DuBourg Hall serves as the administration buil...St. Louis University via Wikipedia
Let me be clear that, in terms of Catholic theology, it is my personal opinion that Garry Wills has written much that is highly questionable, amateurish, and inaccurate. But human reality is, thankfully, more complex than that and offers "much wheat among the tares."  Wills is also a classicist (for example, he has given high praise to Sarah Ruden's Vergil translation recently featured in this blog--see the related articles section below). Wills can, at times, make some needed, salient points:
Mr. Wills writes gratefully, and with relish, about the intellectual and spiritual armor he acquired early. “I was blessed by my schooling — Catholic grade school, high school, college (St. Louis University) and graduate school (Xavier of Cincinnati),” he says.
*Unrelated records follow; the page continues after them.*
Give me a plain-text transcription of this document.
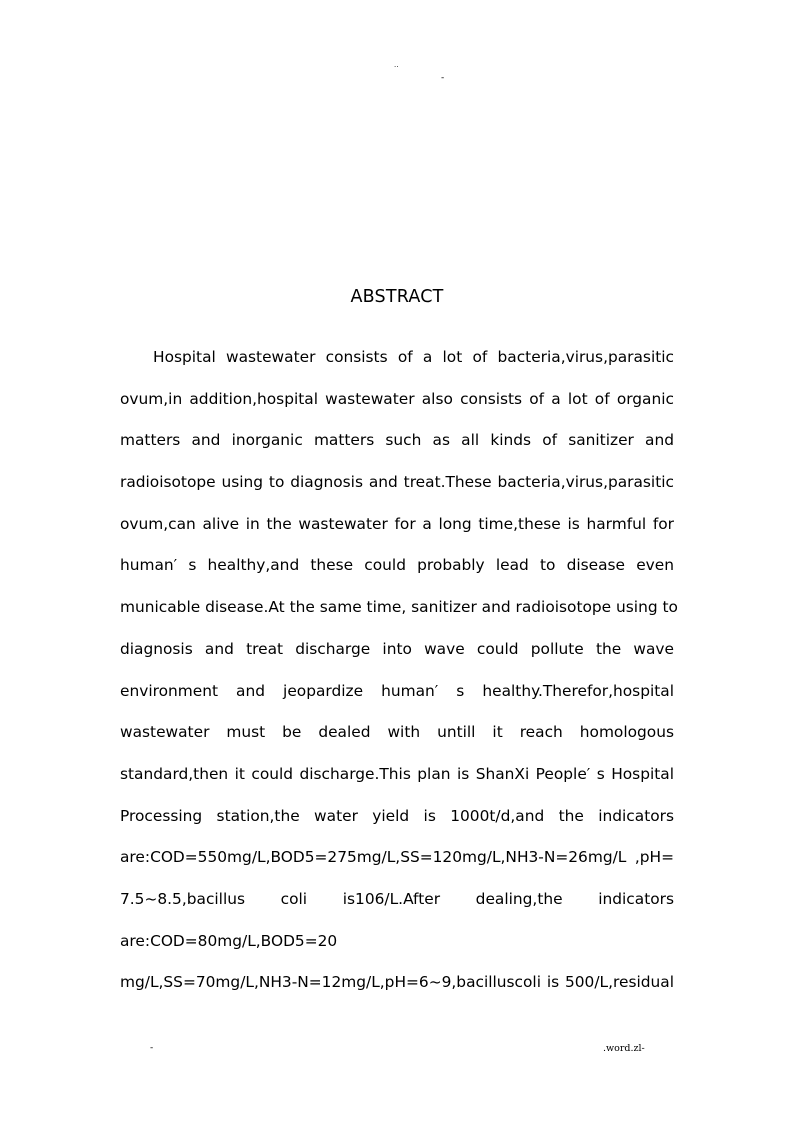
..
-
ABSTRACT
Hospital wastewater consists of a lot of bacteria,virus,parasitic
ovum,in addition,hospital wastewater also consists of a lot of organic
matters and inorganic matters such as all kinds of sanitizer and
radioisotope using to diagnosis and treat.These bacteria,virus,parasitic
ovum,can alive in the wastewater for a long time,these is harmful for
human′ s healthy,and these could probably lead to disease even
municable disease.At the same time, sanitizer and radioisotope using to
diagnosis and treat discharge into wave could pollute the wave
environment and jeopardize human′ s healthy.Therefor,hospital
wastewater must be dealed with untill it reach homologous
standard,then it could discharge.This plan is ShanXi People′ s Hospital
Processing station,the water yield is 1000t/d,and the indicators
are:COD=550mg/L,BOD5=275mg/L,SS=120mg/L,NH3-N=26mg/L ,pH=
7.5~8.5,bacillus coli is106/L.After dealing,the indicators
are:COD=80mg/L,BOD5=20
mg/L,SS=70mg/L,NH3-N=12mg/L,pH=6~9,bacilluscoli is 500/L,residual
-	.word.zl-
Mr. Wills also has a Ph.D. in classics from Yale, and he is eloquent about why this sort of education matters to anyone who wishes to write and think seriously. “Learning classical Greek is the most economical intellectual investment one can make,” he writes. “On many things that might interest one — law and politics, philosophy, oratory, history, lyric poetry, epic poetry, drama — there will be constant reference back to the founders of those forms in our civilization.”
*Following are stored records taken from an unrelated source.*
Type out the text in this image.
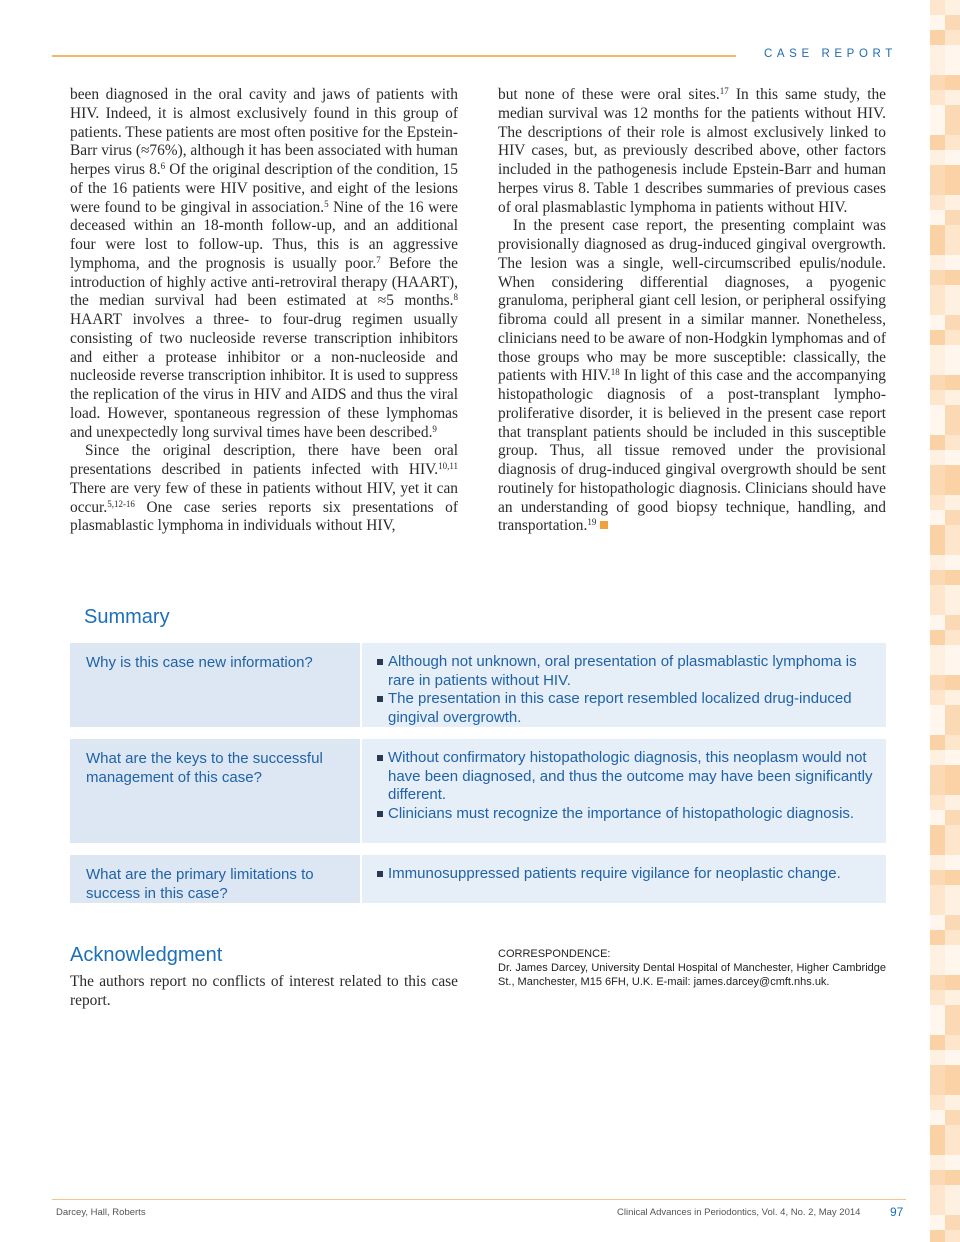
CASE REPORT

been diagnosed in the oral cavity and jaws of patients with HIV. Indeed, it is almost exclusively found in this group of patients. These patients are most often positive for the Epstein-Barr virus (≈76%), although it has been associated with human herpes virus 8.$^6$ Of the original description of the condition, 15 of the 16 patients were HIV positive, and eight of the lesions were found to be gingival in association.$^5$ Nine of the 16 were deceased within an 18-month follow-up, and an additional four were lost to follow-up. Thus, this is an aggressive lymphoma, and the prognosis is usually poor.$^7$ Before the introduction of highly active anti-retroviral therapy (HAART), the median survival had been estimated at ≈5 months.$^8$ HAART involves a three- to four-drug regimen usually consisting of two nucleoside reverse transcription inhibitors and either a protease inhibitor or a non-nucleoside and nucleoside reverse transcription inhibitor. It is used to suppress the replication of the virus in HIV and AIDS and thus the viral load. However, spontaneous regression of these lymphomas and unexpectedly long survival times have been described.$^9$

Since the original description, there have been oral presentations described in patients infected with HIV.$^{10,11}$ There are very few of these in patients without HIV, yet it can occur.$^{5,12-16}$ One case series reports six presentations of plasmablastic lymphoma in individuals without HIV,

but none of these were oral sites.$^{17}$ In this same study, the median survival was 12 months for the patients without HIV. The descriptions of their role is almost exclusively linked to HIV cases, but, as previously described above, other factors included in the pathogenesis include Epstein-Barr and human herpes virus 8. Table 1 describes summaries of previous cases of oral plasmablastic lymphoma in patients without HIV.

In the present case report, the presenting complaint was provisionally diagnosed as drug-induced gingival overgrowth. The lesion was a single, well-circumscribed epulis/nodule. When considering differential diagnoses, a pyogenic granuloma, peripheral giant cell lesion, or peripheral ossifying fibroma could all present in a similar manner. Nonetheless, clinicians need to be aware of non-Hodgkin lymphomas and of those groups who may be more susceptible: classically, the patients with HIV.$^{18}$ In light of this case and the accompanying histopathologic diagnosis of a post-transplant lympho-proliferative disorder, it is believed in the present case report that transplant patients should be included in this susceptible group. Thus, all tissue removed under the provisional diagnosis of drug-induced gingival overgrowth should be sent routinely for histopathologic diagnosis. Clinicians should have an understanding of good biopsy technique, handling, and transportation.$^{19}$

Summary
Why is this case new information?	Although not unknown, oral presentation of plasmablastic lymphoma is rare in patients without HIV.
The presentation in this case report resembled localized drug-induced gingival overgrowth.
What are the keys to the successful management of this case?
Without confirmatory histopathologic diagnosis, this neoplasm would not have been diagnosed, and thus the outcome may have been significantly different.
Clinicians must recognize the importance of histopathologic diagnosis.
What are the primary limitations to success in this case?
Immunosuppressed patients require vigilance for neoplastic change.
Acknowledgment
The authors report no conflicts of interest related to this case report.
CORRESPONDENCE:
Dr. James Darcey, University Dental Hospital of Manchester, Higher Cambridge St., Manchester, M15 6FH, U.K. E-mail: james.darcey@cmft.nhs.uk.
Darcey, Hall, Roberts	Clinical Advances in Periodontics, Vol. 4, No. 2, May 2014 97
Source link (emphasis added).
I also appreciate his gracious tribute to the Catholic academic institutions with which he has been associated. In some "elite" quarters of American higher education, a Catholic educational background is viewed as an inferior "ghetto" experience, a condescending view that, ironically and deliciously, serves to confirm the myopic ignorance and intellectual and cultural isolation of those holding such a view.

Related articles
Related quote:

“Robert Fagles, shortly before his death, set the bar very high for translating [Virgil’s] Aeneid. Yet already the scholar-poet Sarah Ruden has soared over the bar. . . The translation is alive in every part. . . . This is the first translation since Dryden’s that can be read as a great English poem in itself.”

—Garry Wills (New York Review of Books 5/1/2008; found at page for Ruden's translation).